Schwache Nasdaq belastet
Neuer Markt geht leichter in den Handel

Die Nemax-Indizes nähern sich weiter der 1 000-Punkte-Marke. Unter Druck stehen insbesondere die Papiere von Broadvision und Kinowelt. Kinowelt-Papiere sind in der Hand von "Daytradern"

dpa-afx FRANKFURT. Der Neue Markt ist knapp behauptet in den Donnerstagshandel gestartet.
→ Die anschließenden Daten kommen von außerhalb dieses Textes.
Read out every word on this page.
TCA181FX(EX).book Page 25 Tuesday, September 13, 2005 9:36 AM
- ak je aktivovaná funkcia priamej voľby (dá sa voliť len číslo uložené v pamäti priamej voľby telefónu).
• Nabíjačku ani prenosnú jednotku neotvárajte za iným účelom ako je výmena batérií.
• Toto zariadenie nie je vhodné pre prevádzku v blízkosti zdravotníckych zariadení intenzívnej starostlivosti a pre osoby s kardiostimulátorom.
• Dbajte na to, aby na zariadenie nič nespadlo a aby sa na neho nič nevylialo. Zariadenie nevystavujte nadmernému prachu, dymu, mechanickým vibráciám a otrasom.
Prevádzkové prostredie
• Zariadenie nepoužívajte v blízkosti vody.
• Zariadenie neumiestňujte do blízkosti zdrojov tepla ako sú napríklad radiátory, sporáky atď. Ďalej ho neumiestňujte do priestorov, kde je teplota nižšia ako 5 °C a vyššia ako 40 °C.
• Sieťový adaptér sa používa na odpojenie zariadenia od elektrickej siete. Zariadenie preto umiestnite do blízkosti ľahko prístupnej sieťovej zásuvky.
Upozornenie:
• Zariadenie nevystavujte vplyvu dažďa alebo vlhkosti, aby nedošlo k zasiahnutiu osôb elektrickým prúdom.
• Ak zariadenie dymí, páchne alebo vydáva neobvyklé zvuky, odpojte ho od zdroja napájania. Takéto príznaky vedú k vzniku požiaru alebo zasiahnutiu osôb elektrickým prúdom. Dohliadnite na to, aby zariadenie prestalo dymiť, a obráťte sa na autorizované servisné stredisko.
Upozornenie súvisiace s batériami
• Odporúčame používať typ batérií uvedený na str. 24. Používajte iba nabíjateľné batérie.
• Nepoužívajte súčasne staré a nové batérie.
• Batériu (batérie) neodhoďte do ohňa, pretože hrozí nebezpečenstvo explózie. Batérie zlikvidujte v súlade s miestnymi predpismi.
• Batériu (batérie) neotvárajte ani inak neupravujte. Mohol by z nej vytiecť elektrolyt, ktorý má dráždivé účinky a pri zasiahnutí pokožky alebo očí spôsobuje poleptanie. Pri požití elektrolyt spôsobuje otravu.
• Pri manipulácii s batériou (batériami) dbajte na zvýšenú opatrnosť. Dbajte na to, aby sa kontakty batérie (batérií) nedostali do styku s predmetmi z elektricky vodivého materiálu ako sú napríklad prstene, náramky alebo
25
Der Nemax 50 fiel um 0,35 % auf 1 070,61 Stellen und damit gerade einmal 40 Punkte vom Jahrestief bei 1 029,73 Zählern entfernt. Der Nemax All Share stand um 9.10 Uhr auf 1 116,33 Punkten und verlor damit 0,13 %. Die Börsen in den USA hatten schwach geschlossen. Auslöser für die Verluste an der US-Computerbörse Nasdaq war eine Gewinnwarnung des Chip-Produzenten Advanced Micro Devices (AMD) für das dritte Quartal.

"Bis zur Zinsentscheidung der Europäischen Zentralbank (EZB) am Nachmittag erwarten wir einen ruhigen Handel", sagte ein Händler in Frankfurt. Eine Zinssenkung von 0,25 % sei in den Kursen bereits eingepreist. "Auf ein halbes Prozent wagen wir kaum zu hoffen", sagte er.

Unter Druck standen die Papiere des E-Commerce-Softwareherstellers Broadvision. Nachdem die Aktien am Vortag an der Nasdaq um 8 Prozent gefallen waren, notierten die Titel in Frankfurt um 14,63 Prozent leichter auf 1,75 Euro.

Weitere 10 Prozent auf 0,81 Euro verloren die Aktien der Kinowelt Medien AG ab und fielen damit auf ein neues Jahrestief. Die Gerüchte um die offensichtlichen Schwierigkeiten reißen am Tag vor der Veröffentlichung der Quartalszahlen nicht ab. In der Donnerstagsausgabe berichtete das "Handelsblatt" unter Berufung auf Branchenkreise von einem möglichen Verkauf der profitablen DVD-Sparte, dem Tafelsilber des Unternehmens.

Nennenswerte Umsätze erzielte die Brokat Technologies AG, deren Aktien bei etwa 40 000 gehandelten Stücken um 3,57 Prozent auf 1,35 Euro nachgaben.

Die Aktien der Splendid Medien AG legten um 13,33 Prozent auf 3,57 Euro zu, nachdem der Kölner Rechtehändler den Verkauf eines Filmepakets an die Kirch-Gruppe gemeldet hatte.

Die Aktien der Telesens KSCL AG sanken um 4,35 Prozent auf 2,20 Euro. Zuvor hatte das Unternehmen die Halbjahresergebnisse bekannt gegeben: Der Hersteller von Telekommunikations-Software setzte 47,7 Mill. Euro um. Gleichzeitg bekräftigte das Unternehmen sein Ziel, im Gesamtjahr 2001 einen Umsatz von 120 bis 125 Mill. Euro zu erreichen.